By Ronald Bartanen
Have you had much cause for rejoicing lately? Maybe you’ve recently lost a loved one or a dear friend, and the days since have been filled with grief? Or perhaps you or a family-member has been diagnosed with some dreaded disease? Or have you lost your employment, and don’t know where to look for another job? If these unwelcome situations have invaded your life, you likely will find it difficult to even “put on a happy face” for a few minutes. If you are facing none of these tragedies, you may still find life frustrating and disappointing. Life may be good, but we always seem to anticipate a situation where it could be better. We may go to great efforts to make it better, only to find that satisfaction with life is always elusive..
It reminds me of a “ Nancy ” cartoon of several years ago, where we find Nancy seated at her school-desk. She says, “If I were out on the playground right now, I’d be happy.” In the next caption we find her on the playground, thinking, “If I were playing on the swings, I’d be happy.” When on a swing, she says, “Where is everybody? If a bunch of us had a baseball game going, I’d be happy.” When she gets on the ball field, she says, “If somebody would hit a ball over here, I’d be happy.” When a ball does bounce toward her, she says, “If I were sitting in a nice, cool classroom, I’d be happy.” In the last caption she is again seated in her classroom, thinking, “If I were out on the playground right now, “I’d be happy.” The cartoonist thus pointed out a common failing—true joy in life is not so dependent upon where we are or what we are doing as it is upon the state of one’s heart.

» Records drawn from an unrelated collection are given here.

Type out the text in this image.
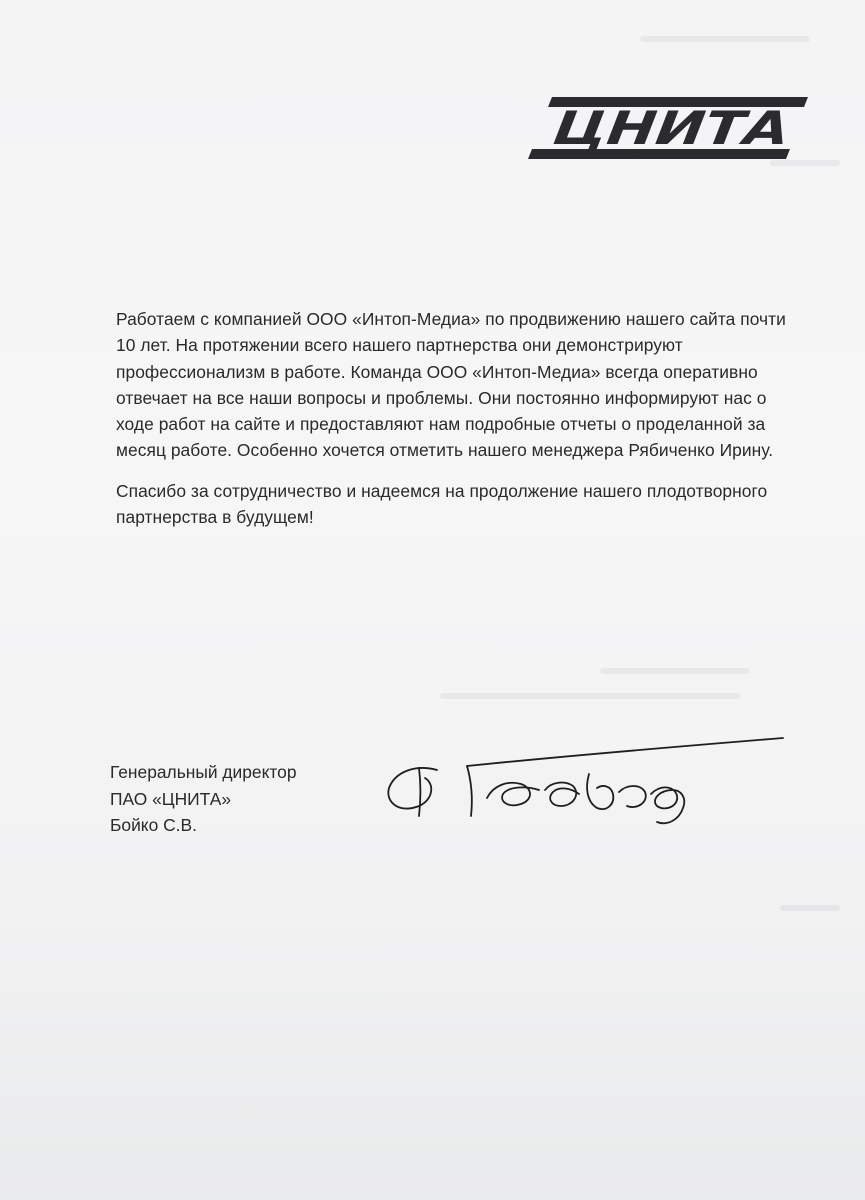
ЦНИТА

Работаем с компанией ООО «Интоп-Медиа» по продвижению нашего сайта почти 10 лет. На протяжении всего нашего партнерства они демонстрируют профессионализм в работе. Команда ООО «Интоп-Медиа» всегда оперативно отвечает на все наши вопросы и проблемы. Они постоянно информируют нас о ходе работ на сайте и предоставляют нам подробные отчеты о проделанной за месяц работе. Особенно хочется отметить нашего менеджера Рябиченко Ирину.

Спасибо за сотрудничество и надеемся на продолжение нашего плодотворного партнерства в будущем!

Генеральный директор
ПАО «ЦНИТА»
Бойко С.В.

Happiness, by its definition, depends upon what happens. Good circumstances give us times of wellbeing, even elation. Bad circumstances drag us down emotionally. Better words for the Christian are words such as “joy” and “rejoice.” True joy is possible even in the most adverse circumstances of life. When Christ’s apostles were persecuted, being beaten and told to cease preaching in His name, we find them “rejoicing that they were accounted worthy to suffer shame for his name” (Acts 5:41). It was while Paul was in prison that he wrote the Christians at Philippi , “Rejoice in the Lord always, and again I say, Rejoice” (Phil. 4:4). Some might object that it is not natural to rejoice in times of trouble, and they’re right. Rejoicing of this nature is only “in the Lord.” It is second only to love in the list of the “fruit of the Spirit” in Galatians 5:22. He enables us to focus. not on the circumstances we face in a fallen world, but on the unseen, as we “walk by faith, not by sight” (2 Corinthians 5:7). Whether situations in life are esteemed good or bad, we can take assurance in Jesus’ admonition to His followers: “Rejoice, for your names are written in heaven” (Luke 10:20). After his acceptance of Christ in baptism, the Ethiopian of Acts 8 was able to go “on his way rejoicing” (v. 39). The psalmist, David, prayed, "Let those also who love Your name be joyful in You” (Psa. 5:11). Whatever else happens in our world or in our individual lives, we have cause for much rejoicing in Christ and His promises.